Help! I dropped my loaded plastic Tempest on the beach with the skeg deployed. This caused the skeg to punch the nut that the skeg wire runs through up through the skeg box. This is the sternmost of the two nuts that hold the skeg, the one the wire runs through. Now, I have a hole in the skeg box that the nut used to fit in. The hole is too big to simply put the nut back. Someone MUST have done this before and fixed it, yes?

I did a successful skeg box repair not too long ago. Check out the thread:

https://forums.paddling.com/discussion/2936193/repairing-skeg-box-leak-documented-with-pictures

You do good work; unfortunately, my Tempest is plastic. So, not really gonna work.

LOL… Yeah, different kind of repair entirely. I missed that “little” detail.

No, no, you’re good, I just added the fact it is plastic.

Some pictures might help. First thought is to use a large washer on the nut, plus some good sealant.

The nut was inside the plastic skeg wall. It is the nut that the skeg wire screws into. The fall knocked it up and out of the plastic, allowing the nut to freely lift away and allow water in. I need to strongly secure the nut so the force of screwing in the skeg wire doesn’t pull it out. So, some way to securely hold the nut down in the damaged plastic inside the skeg box so that the force of screwing in the skeg wire doesn’t pull it out. This is at the bottom of the skeg box, so a narrow slot. I will try to get picture.

Sparky, it is the exact damage your pics show, but in a plastic boat. The same screw hole as your skeg box. In my plastic boat, there is a nut embedded in the plastic of the skeg box. This popped out inside the kayak, so can’t secure it now as there is no plastic to keep it from lifting out with the skeg wire.

they make poly repair drip candles. Wonder if you could reset the nut by dripping the candle around it. They use to work on my skis.

Using my imagination here, but is there room down in the slot for a rectangular plastic plate with a hole to accommodate the threaded part? You could use an appropriate adhesive (Gflex epoxy?) to stick it in there and seal it at the same time. It wouldn’t need to be more than 1/8 or so thick. Find donor material from a similar plastic item.
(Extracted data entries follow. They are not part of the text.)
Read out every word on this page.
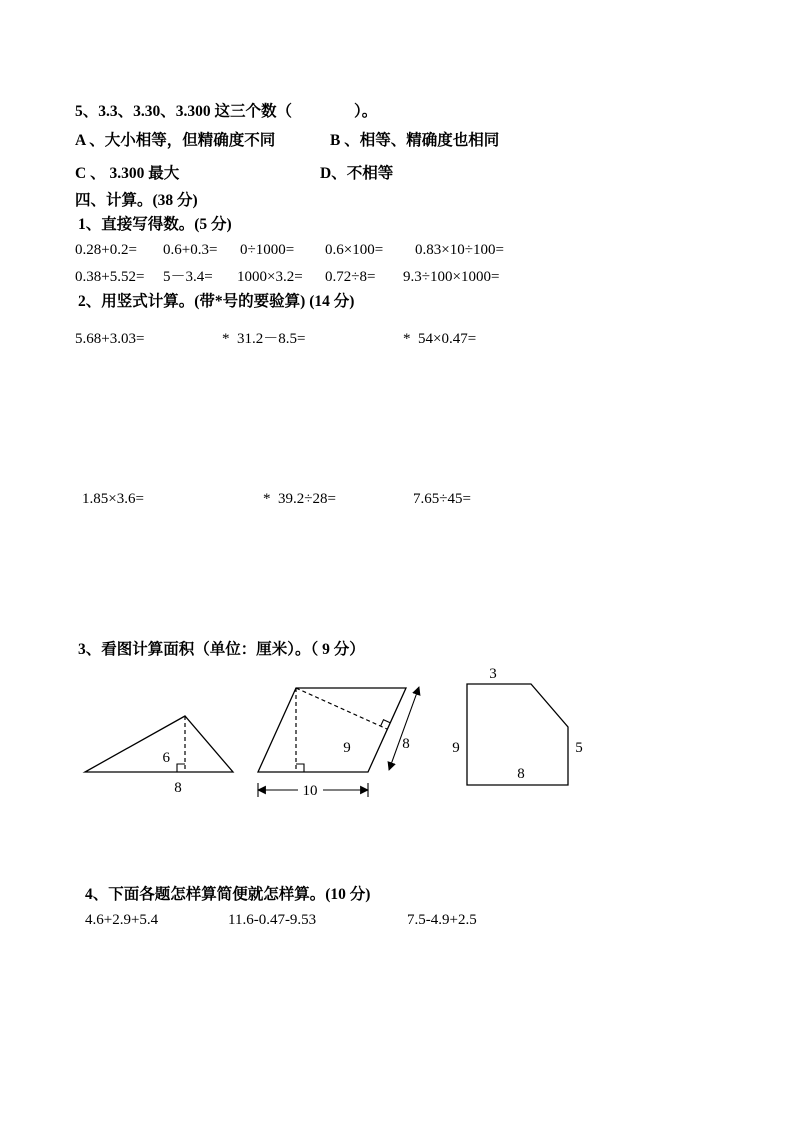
5、3.3、3.30、3.300 这三个数（　　　　）。
A 、大小相等，但精确度不同	B 、相等、精确度也相同
C 、 3.300 最大	D、不相等
四、计算。(38 分)
1、直接写得数。(5 分)
0.28+0.2= 0.6+0.3= 0÷1000= 0.6×100= 0.83×10÷100=
0.38+5.52= 5－3.4= 1000×3.2= 0.72÷8= 9.3÷100×1000=
2、用竖式计算。(带*号的要验算) (14 分)
5.68+3.03=	*  31.2－8.5=	*  54×0.47=
1.85×3.6=	*  39.2÷28=	7.65÷45=
3、看图计算面积（单位：厘米）。（ 9 分）
6
8
9	8
10
3
9	5
8
4、下面各题怎样算简便就怎样算。(10 分)
4.6+2.9+5.4	11.6-0.47-9.53	7.5-4.9+2.5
Inside the hatch you could do some reinforcing but it would only need to be structural, not water tight. Maybe just goop it a little with the Gflex.

EDIT: Reading again I see that the nut is cast/molded into the housing. I’d forget about trying to fix that and look at ways to have a compression fitting on the inside with a nut securing it on the outside, in the slot. Some of the plastic inside might need to be cut away to have enough space.
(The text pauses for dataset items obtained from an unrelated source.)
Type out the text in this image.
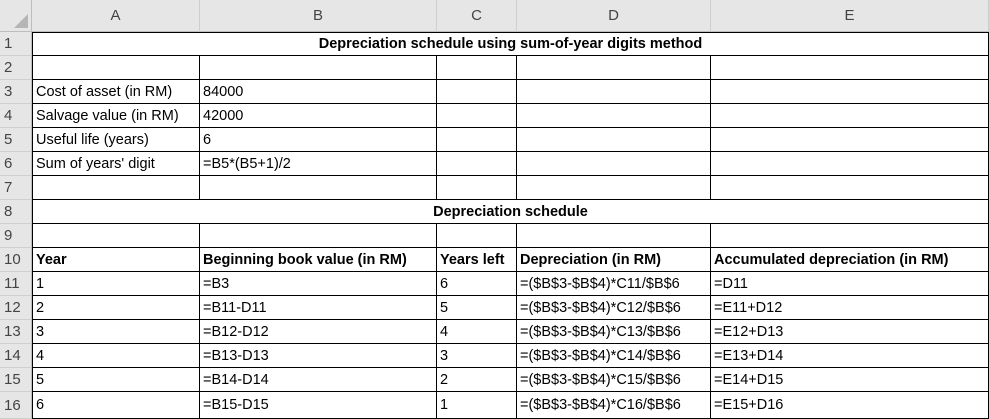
A	B	C	D	E
1
2
3
4
5
6
7
8
9
10
11
12
13
14
15
16
Depreciation schedule using sum-of-year digits method
Cost of asset (in RM)	84000
Salvage value (in RM)	42000
Useful life (years)	6
Sum of years' digit	=B5*(B5+1)/2
Depreciation schedule
Year	Beginning book value (in RM)	Years left	Depreciation (in RM)	Accumulated depreciation (in RM)
1	=B3	6	=($B$3-$B$4)*C11/$B$6	=D11
2	=B11-D11	5	=($B$3-$B$4)*C12/$B$6	=E11+D12
3	=B12-D12	4	=($B$3-$B$4)*C13/$B$6	=E12+D13
4	=B13-D13	3	=($B$3-$B$4)*C14/$B$6	=E13+D14
5	=B14-D14	2	=($B$3-$B$4)*C15/$B$6	=E14+D15
6	=B15-D15	1	=($B$3-$B$4)*C16/$B$6	=E15+D16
Sparky, yes, I finally gave up on re-molding the nut into the plastic hull. After a series of mishaps (old metal+saltwater do not make this easy) I have freed the nut from boat and skeg wire and am off to get compression fitting or some such. Wish there had been an easier way.

Unfortunately the way that things are manufactured to a certain price point means that they aren’t designed to be fixed. Most things are, to a large extent, considered disposable. I’m sure this is of no surprise to most people.

You get ahead when you can find creative ways to fix things despite their non-repairable designs.

Sparky, where did you get the skeg wire compression fitting? As you know, it is very tight in the skeg channel and it will take a narrow fitting to work.

OK, reread your repair post, I see what you did, there, making a fitting in a box. Hmm, can’t do that with plastic. I will use some neoprene bonded sealing washers between the nut I dug out and the water side of the skeg box to form a (hopefully) water tight bond. Also, upgrading the rusted rotten hose clamps on the plastic skeg wire tube to stainless clamps.

From memory, I believe it was a 1/4" brass compression union. Standard issue at any home improvement store, plumbing, or possibly automotive supply. There are also plastic versions available. Original on my boat was plastic.

I recall drilling it out to 1/4" (?) so the skeg tube/sheath slid nicely through it. I used the compression nut and olive on one end and threaded the other end into the block I made for the top of the skeg box. In your case, I’d find a normal nut that fits the threads and use that to attach it from outside down inside the skeg box channel.